To some degree, resources dictate design, and there are less thematic, more mundane reasons for the walking sim’s misleading suspense. “In Firewatch, we knew we wanted a mystery, frankly, because we like interactive mystery stories,” Vanaman says. “It’s fun to wonder about where to go and what you’ll find there.” It’s also much more affordable. “Not being alone is a very expensive and very difficult gameplay experience to make,” Vanaman says. “And it just so happens that first-person adventure games are only being tackled by indies right now, and indie budgets make it hard to put a companion or other characters on screen.”
While solitude is less taxing in a technical sense, it’s even more demanding from a story perspective.
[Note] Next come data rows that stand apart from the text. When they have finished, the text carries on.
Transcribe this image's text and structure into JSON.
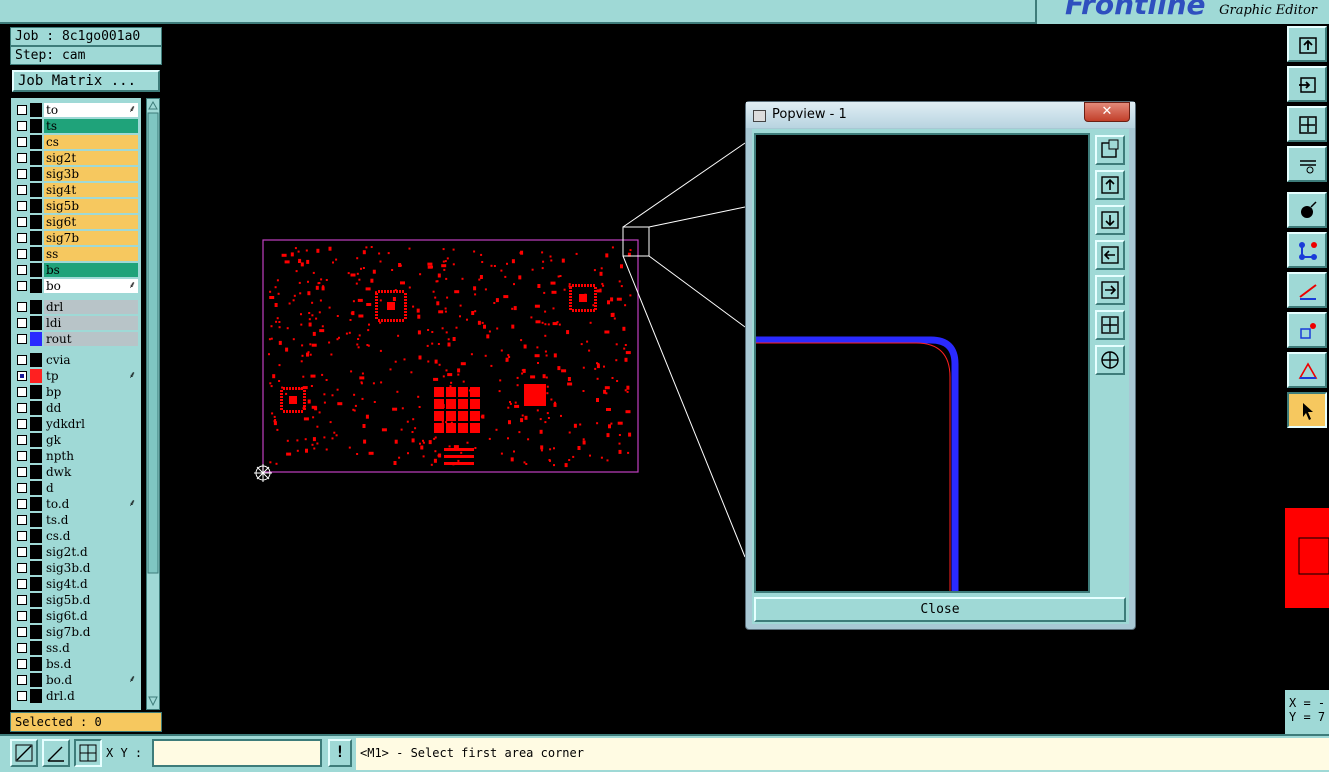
{
  "header": {
    "logo_text": "Frontline",
    "app_subtitle": "Graphic Editor"
  },
  "job_info": {
    "job": "Job : 8c1go001a0",
    "step": "Step: cam",
    "job_matrix_label": "Job Matrix ..."
  },
  "layers_group1": [
    {
      "name": "to",
      "color": "#ffffff",
      "mark": true
    },
    {
      "name": "ts",
      "color": "#1fa37a",
      "mark": false
    },
    {
      "name": "cs",
      "color": "#f6c85f",
      "mark": false
    },
    {
      "name": "sig2t",
      "color": "#f6c85f",
      "mark": false
    },
    {
      "name": "sig3b",
      "color": "#f6c85f",
      "mark": false
    },
    {
      "name": "sig4t",
      "color": "#f6c85f",
      "mark": false
    },
    {
      "name": "sig5b",
      "color": "#f6c85f",
      "mark": false
    },
    {
      "name": "sig6t",
      "color": "#f6c85f",
      "mark": false
    },
    {
      "name": "sig7b",
      "color": "#f6c85f",
      "mark": false
    },
    {
      "name": "ss",
      "color": "#f6c85f",
      "mark": false
    },
    {
      "name": "bs",
      "color": "#1fa37a",
      "mark": false
    },
    {
      "name": "bo",
      "color": "#ffffff",
      "mark": true
    }
  ],
  "layers_group2": [
    {
      "name": "drl",
      "color": "#b8c4c8"
    },
    {
      "name": "ldi",
      "color": "#b8c4c8"
    },
    {
      "name": "rout",
      "color": "#b8c4c8",
      "swatch": "#2a2aff"
    }
  ],
  "layers_group3": [
    {
      "name": "cvia",
      "swatch": "#000000"
    },
    {
      "name": "tp",
      "swatch": "#ff2020",
      "checked": true,
      "mark": true
    },
    {
      "name": "bp"
    },
    {
      "name": "dd"
    },
    {
      "name": "ydkdrl"
    },
    {
      "name": "gk"
    },
    {
      "name": "npth"
    },
    {
      "name": "dwk"
    },
    {
      "name": "d"
    },
    {
      "name": "to.d",
      "mark": true
    },
    {
      "name": "ts.d"
    },
    {
      "name": "cs.d"
    },
    {
      "name": "sig2t.d"
    },
    {
      "name": "sig3b.d"
    },
    {
      "name": "sig4t.d"
    },
    {
      "name": "sig5b.d"
    },
    {
      "name": "sig6t.d"
    },
    {
      "name": "sig7b.d"
    },
    {
      "name": "ss.d"
    },
    {
      "name": "bs.d"
    },
    {
      "name": "bo.d",
      "mark": true
    },
    {
      "name": "drl.d"
    }
  ],
  "selected_label": "Selected : 0",
  "bottom": {
    "xy_label": "X Y :",
    "xy_value": "",
    "warn_label": "!",
    "status_text": "<M1> - Select first area corner"
  },
  "coords": {
    "x_label": "X = -",
    "y_label": "Y = 7"
  },
  "popview": {
    "title": "Popview - 1",
    "close_x": "✕",
    "close_label": "Close"
  },
  "colors": {
    "panel": "#9fd9d6",
    "copper": "#ff0000",
    "profile": "#c040c0",
    "trace": "#2a2aff"
  }
}
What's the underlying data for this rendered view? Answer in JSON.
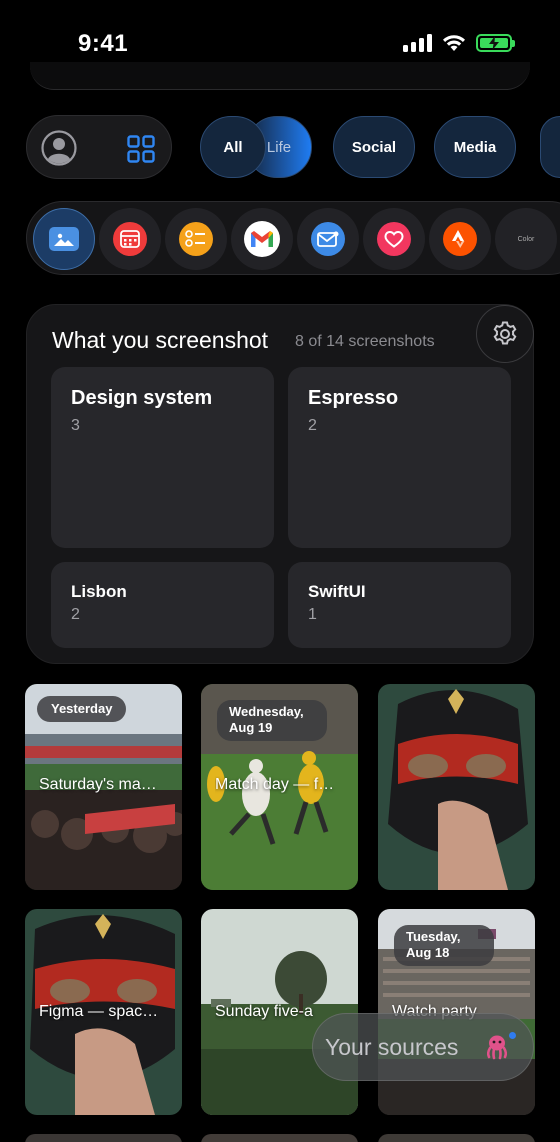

With little interpersonal conflict to propel plots, deceptive suspense serves as scaffolding for stories. “Part of why we see so many first-person narrative games that have this sense of something ominous around the corner is that it’s very difficult to tell a story with one character,” Dallas says. “It’s something that you can set up very early on … and check in with now and again, but you don’t need other characters to move that along. … It’s a story that works well as a monologue.”

Vanaman says that he doesn’t view solitary settings as a core component of the genre, noting that while big-budget games by Naughty Dog and Valve include combat, they’re similar in spirit. Dallas muses that there might be “other stories that would work equally well that we just haven’t tried yet.” The unsettling walking sim isn’t the last stage of video game storytelling, but an evolutionary link.
For a gamer, Dallas says, the ideal environments in which to be alone are “places where you feel like, ‘Wow, I really wish there was a group around, somebody that could push back the darkness and the unknown.’” In first-person adventures, many of which never fully reveal their protagonists’ appearance, nothing is less knowable than the self. Yet the narratives in games such as What Remains of Edith Finch force us to look inward and keep walking when the abyss stares back. No wonder we’re unnerved.